Another on the list is Florida state Sen. Ron Klein (D), who is challenging Rep. Clay Shaw (R) next year. Klein raised $968,000 in the first nine months of 2005.
Ex-Rep. Nick Lampson (D-Texas), who is challenging embattled Rep. Tom DeLay (R), collected $841,000 through Sept. 30. Florida state Rep. Gus Bilirakis (R), son of retiring Rep. Mike Bilirakis (R-Fla.), raised $741,000. And Illinois investment banker David McSweeney, one of several Republicans seeking to take on freshman Rep. Melissa Bean (D-Ill.) next year, recorded $698,000 in contributions — almost $300,000 of which were in the form of loans from himself.
The top 10 list of House incumbents who have raised the most money is dominated by Members in leadership positions, those who are contemplating Senate bids or those who are seen as vulnerable in 2006 — and in some cases, a combination of the three.
The top 10 are DeLay with $920,000, Bonilla with $788,000, Speaker Dennis Hastert (R-Ill.) with $776,000, Democratic Caucus Chairman Bob Menendez (N.J.) with $699,000, Deputy Majority Whip Eric Cantor (R-Va.) with $660,000, Energy and Commerce Chairman Joe Barton (R-Texas) with $640,000, Rep.
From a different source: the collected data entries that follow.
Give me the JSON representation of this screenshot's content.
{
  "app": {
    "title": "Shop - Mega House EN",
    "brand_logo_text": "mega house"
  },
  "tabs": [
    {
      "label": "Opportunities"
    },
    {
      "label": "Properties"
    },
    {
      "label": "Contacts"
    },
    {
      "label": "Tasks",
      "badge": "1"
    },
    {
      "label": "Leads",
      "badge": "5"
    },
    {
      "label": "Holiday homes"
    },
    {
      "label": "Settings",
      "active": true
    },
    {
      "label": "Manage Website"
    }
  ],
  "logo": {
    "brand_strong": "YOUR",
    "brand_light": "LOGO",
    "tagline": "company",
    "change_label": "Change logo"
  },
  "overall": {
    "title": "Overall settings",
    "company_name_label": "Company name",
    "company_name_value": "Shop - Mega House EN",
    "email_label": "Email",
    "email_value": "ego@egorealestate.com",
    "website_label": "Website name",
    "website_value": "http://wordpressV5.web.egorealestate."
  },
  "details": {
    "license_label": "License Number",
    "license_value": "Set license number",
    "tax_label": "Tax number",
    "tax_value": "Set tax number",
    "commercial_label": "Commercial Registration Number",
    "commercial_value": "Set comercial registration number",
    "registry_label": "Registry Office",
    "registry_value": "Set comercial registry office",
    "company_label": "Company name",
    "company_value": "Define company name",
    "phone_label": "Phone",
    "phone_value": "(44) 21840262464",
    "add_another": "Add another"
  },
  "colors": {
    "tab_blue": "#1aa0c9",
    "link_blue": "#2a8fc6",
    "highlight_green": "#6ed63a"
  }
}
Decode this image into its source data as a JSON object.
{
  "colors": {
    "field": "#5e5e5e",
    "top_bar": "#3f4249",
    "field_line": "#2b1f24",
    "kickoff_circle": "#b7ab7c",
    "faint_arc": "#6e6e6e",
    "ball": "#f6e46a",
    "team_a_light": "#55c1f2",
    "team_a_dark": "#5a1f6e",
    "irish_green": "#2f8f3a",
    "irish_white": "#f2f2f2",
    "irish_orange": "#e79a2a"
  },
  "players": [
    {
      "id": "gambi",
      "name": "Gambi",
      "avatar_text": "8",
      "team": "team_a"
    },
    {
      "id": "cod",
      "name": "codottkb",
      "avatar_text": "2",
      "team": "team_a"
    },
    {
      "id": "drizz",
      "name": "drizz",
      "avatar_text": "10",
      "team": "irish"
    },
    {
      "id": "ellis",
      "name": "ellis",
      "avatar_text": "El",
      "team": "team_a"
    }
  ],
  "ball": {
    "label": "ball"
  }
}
Jim Gerlach (R-Pa.) with $633,000, Rep. Nancy Johnson (R-Conn.) with $576,000, Rep. Michael Fitzpatrick (R-Pa.) with $573,000 and Rep. Chet Edwards (D-Texas) with $569,000.
Menendez, who’s being talked about as a possible Senate appointment if Sen. Jon Corzine (D-N.J.) wins the governor’s race next month, was second on the list of House Members in cash on hand as of Sept. 30, with $4.1 million in the bank.
Heading the list was Rep. Marty Meehan (D-Mass.), who has been stockpiling money for a future Senate bid. He had more than $4.8 million on hand.
A summary of the study and accompanying charts can be viewed at www.fec.gov/press/press2005/20051019candidate/20051019house.html.